Dylan Sprouse, Mason Gooding, Dichen Lachmann, Daniel Rios Jr, Megan Stott, Will Lyman.
Directed by Patrick Lussier.
One of the many action-popcorn thrillers to sit back and watch on streaming services. It has a Christmas setting – which may remind audiences of thrillers set at Christmas, especially Die Hard. Aftermath is in this vein.
The setting is Boston, the Tobin Bridge, just before Christmas. A former Army man, dismissed from the Army for not obeying orders because of compassion for an Afghan woman oppressed by her husband who shoots her, is driving across the bridge with his younger sister, precocious and forward, wanting to drive the car and his allowing her. He is obviously protective of her – memories of the woman in Afghanistan.
Suddenly, an explosion, the central part of the bridge destroyed and falling into the River, some cars, and cars parked on both sides of the gap.
The audience has also been introduced to a tough female prisoner, Doc, being transported in the van across the bridge – and audiences will guess that the explosion is to get to her. The reason, she has been part of an elite squad of former soldiers, employed by the government for jobs outside regulations, she having given information to the authorities.
The film establishes the group who are out to capture Doc alive, a bargaining point with the authorities. And they want the Pentagon to publish a document on the issues.
What follows is as expected, the young man emerges from his car, putting his military training into action, more than might have been expected. His sister gets out of the car and gets caught up in a lot of the action, finally being offered a safe haven by a driver with his baby. A whole lot of cat and mouse chases and shootouts on the bridge as the audience begins to see the person in charge, his team, the action to track down and get rid of the military man. And, eventually, Doc is drawn into this kind of action.

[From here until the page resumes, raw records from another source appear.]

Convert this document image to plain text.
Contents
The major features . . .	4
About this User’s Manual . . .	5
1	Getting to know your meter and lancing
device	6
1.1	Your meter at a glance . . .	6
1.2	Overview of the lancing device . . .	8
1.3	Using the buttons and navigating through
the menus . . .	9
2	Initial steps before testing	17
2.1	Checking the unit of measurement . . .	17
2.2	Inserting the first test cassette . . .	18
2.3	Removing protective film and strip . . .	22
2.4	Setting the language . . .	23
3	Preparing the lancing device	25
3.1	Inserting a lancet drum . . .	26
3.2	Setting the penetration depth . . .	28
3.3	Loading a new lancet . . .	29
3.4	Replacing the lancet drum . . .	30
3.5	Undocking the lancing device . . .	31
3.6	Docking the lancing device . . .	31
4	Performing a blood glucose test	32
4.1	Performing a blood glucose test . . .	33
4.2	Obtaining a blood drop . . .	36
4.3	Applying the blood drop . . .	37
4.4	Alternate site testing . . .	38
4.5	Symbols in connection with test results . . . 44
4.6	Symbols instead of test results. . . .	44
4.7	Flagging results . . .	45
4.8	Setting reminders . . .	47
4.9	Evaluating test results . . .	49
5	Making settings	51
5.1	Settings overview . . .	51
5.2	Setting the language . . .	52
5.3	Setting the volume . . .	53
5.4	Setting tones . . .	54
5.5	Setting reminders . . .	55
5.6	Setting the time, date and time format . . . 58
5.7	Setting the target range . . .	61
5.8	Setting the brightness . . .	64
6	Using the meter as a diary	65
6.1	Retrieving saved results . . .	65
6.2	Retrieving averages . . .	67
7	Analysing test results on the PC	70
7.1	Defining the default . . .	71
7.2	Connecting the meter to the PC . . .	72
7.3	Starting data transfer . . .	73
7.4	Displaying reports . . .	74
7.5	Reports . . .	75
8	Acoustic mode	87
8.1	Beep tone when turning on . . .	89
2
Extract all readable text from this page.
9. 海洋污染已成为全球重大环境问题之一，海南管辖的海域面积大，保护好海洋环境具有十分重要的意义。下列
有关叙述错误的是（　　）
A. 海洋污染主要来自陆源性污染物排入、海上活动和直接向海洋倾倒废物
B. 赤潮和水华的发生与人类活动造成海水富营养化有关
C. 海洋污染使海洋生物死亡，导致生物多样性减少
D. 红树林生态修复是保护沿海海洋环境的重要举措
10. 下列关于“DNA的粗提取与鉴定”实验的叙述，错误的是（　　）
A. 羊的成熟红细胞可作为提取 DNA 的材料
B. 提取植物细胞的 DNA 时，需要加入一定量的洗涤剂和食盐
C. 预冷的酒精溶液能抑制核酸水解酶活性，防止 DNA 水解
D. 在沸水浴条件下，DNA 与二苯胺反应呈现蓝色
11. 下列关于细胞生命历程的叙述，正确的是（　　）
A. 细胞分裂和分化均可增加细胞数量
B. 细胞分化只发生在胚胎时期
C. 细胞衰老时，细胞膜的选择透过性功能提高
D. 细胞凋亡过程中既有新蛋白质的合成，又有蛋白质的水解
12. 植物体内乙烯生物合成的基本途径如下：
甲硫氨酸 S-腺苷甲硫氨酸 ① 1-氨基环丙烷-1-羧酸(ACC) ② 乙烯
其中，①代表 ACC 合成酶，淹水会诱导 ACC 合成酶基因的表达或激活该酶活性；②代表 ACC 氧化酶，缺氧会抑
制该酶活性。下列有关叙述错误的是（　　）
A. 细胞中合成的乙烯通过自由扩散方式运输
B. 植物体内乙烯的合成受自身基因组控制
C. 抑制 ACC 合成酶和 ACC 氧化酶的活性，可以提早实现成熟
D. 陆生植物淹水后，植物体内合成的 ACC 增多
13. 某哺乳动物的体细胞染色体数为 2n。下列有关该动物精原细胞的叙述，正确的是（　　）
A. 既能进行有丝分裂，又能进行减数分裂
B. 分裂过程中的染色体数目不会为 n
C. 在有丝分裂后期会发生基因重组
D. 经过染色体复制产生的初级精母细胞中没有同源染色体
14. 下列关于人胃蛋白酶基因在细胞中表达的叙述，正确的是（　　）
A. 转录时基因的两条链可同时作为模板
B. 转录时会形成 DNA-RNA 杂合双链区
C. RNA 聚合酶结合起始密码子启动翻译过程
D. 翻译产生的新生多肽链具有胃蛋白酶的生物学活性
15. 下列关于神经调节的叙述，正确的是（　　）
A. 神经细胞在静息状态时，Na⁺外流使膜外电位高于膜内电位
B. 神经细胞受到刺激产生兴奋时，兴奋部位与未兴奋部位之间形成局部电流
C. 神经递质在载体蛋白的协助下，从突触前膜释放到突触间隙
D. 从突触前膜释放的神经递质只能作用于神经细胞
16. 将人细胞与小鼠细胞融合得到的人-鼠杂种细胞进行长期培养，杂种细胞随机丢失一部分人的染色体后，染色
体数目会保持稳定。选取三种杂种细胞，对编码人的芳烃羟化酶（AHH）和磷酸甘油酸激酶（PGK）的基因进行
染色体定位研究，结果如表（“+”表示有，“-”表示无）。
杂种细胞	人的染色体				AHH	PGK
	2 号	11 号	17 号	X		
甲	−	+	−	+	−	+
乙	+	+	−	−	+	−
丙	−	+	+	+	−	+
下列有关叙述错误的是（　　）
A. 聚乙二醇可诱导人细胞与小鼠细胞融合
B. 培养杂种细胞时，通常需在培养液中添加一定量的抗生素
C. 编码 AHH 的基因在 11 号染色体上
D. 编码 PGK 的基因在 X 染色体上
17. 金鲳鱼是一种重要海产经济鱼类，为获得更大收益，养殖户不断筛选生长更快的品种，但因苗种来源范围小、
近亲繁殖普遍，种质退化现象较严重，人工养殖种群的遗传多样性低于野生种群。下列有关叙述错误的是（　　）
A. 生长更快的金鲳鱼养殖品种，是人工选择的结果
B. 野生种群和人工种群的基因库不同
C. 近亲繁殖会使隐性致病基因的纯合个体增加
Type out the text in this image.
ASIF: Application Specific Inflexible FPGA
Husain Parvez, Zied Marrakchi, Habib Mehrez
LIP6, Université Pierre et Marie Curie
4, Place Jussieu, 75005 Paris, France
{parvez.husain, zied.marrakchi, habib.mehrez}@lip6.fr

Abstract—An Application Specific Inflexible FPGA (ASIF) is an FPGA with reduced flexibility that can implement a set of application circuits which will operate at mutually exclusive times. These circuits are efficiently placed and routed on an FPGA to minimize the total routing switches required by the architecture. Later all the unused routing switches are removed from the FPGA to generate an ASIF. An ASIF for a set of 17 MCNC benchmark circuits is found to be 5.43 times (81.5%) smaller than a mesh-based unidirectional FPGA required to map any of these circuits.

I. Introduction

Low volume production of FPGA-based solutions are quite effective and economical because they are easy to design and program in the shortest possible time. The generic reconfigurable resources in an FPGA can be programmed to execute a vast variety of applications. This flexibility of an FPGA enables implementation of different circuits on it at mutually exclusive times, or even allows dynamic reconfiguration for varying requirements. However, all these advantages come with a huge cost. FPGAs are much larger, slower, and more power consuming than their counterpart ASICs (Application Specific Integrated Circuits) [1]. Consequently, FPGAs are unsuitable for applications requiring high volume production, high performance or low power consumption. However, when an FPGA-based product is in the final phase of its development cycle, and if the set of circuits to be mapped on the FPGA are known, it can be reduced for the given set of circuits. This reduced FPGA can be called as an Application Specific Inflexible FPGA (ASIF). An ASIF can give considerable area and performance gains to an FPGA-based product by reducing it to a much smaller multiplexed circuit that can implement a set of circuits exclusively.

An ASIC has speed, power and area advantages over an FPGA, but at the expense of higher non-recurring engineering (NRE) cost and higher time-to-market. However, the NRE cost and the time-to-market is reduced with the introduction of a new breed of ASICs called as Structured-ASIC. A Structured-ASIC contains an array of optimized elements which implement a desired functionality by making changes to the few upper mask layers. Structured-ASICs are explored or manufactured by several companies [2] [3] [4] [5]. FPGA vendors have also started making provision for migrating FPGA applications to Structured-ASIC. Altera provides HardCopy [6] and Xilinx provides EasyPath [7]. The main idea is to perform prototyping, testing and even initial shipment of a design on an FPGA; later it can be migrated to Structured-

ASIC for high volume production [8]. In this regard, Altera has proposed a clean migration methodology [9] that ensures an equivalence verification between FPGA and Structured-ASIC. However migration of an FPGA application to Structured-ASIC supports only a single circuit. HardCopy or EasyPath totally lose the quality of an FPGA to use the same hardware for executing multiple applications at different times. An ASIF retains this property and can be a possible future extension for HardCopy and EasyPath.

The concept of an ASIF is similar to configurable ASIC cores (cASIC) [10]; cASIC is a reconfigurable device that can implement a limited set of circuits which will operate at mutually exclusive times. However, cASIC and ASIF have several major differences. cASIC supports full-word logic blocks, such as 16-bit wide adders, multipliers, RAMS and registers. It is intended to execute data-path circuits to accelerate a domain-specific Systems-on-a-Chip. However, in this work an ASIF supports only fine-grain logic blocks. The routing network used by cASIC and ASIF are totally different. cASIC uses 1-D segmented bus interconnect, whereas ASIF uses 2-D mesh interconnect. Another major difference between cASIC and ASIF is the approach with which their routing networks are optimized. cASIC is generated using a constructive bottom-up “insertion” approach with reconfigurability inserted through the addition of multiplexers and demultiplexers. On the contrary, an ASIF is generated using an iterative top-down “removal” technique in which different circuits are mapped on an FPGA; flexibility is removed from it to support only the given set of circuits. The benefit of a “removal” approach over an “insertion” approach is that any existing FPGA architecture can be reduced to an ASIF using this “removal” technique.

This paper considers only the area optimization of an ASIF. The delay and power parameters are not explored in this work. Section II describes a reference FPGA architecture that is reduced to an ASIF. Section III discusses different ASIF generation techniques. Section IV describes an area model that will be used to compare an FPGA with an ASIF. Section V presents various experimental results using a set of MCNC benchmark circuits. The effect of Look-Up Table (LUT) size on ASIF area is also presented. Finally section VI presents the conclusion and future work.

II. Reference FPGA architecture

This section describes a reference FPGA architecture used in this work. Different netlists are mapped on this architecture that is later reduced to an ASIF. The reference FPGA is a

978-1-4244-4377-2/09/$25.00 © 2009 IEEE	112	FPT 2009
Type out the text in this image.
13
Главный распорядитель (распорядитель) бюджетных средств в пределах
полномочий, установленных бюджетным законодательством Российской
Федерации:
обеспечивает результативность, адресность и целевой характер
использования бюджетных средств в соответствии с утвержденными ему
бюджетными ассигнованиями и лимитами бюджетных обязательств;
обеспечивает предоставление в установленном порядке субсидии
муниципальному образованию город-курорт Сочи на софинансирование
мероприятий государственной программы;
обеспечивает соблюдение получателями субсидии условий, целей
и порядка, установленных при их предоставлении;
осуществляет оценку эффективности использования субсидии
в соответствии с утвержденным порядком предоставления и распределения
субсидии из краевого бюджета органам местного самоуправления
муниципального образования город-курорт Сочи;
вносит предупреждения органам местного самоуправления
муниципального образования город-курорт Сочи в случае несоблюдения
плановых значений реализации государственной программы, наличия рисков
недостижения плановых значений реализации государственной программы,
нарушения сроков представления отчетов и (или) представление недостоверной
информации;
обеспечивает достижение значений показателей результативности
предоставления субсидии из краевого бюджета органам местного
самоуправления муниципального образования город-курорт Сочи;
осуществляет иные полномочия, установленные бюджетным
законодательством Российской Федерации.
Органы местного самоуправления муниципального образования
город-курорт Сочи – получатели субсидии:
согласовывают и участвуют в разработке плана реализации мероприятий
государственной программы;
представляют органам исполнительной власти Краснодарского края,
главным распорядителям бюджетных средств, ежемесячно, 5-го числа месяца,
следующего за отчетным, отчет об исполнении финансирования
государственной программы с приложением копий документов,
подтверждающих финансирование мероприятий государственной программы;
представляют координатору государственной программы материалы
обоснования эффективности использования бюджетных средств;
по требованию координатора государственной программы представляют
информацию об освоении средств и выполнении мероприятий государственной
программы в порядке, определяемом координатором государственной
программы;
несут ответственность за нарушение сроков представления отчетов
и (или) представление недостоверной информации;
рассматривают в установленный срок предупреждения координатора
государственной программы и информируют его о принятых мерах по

The team is led by a fierce young former officer, played by Mason Gooding. The screenplay requires him to be young, to be ruthless, determined, but also later revealing that he has a brain tumour. Which explains his action and desperation – but, number of commentators have questioned the casting and the performance (as does this review).
A lot of heroics, a lot of sniping, a lot of shootouts, a special segment where it is revealed that the whole bridge has been set up with explosives and the young Army man, with the help of a sympathetic Vietnam veteran, is able to go under the bridge to defuse the explosives. Which may not matter because in the leader’s van are even more explosives threatening the bridge.
On the periphery are the police, trying to get intelligence of what is happening, who is behind the disaster, trying to make contact.
Not the greatest of action adventures like this but watchable when an audience is in an undemanding mood.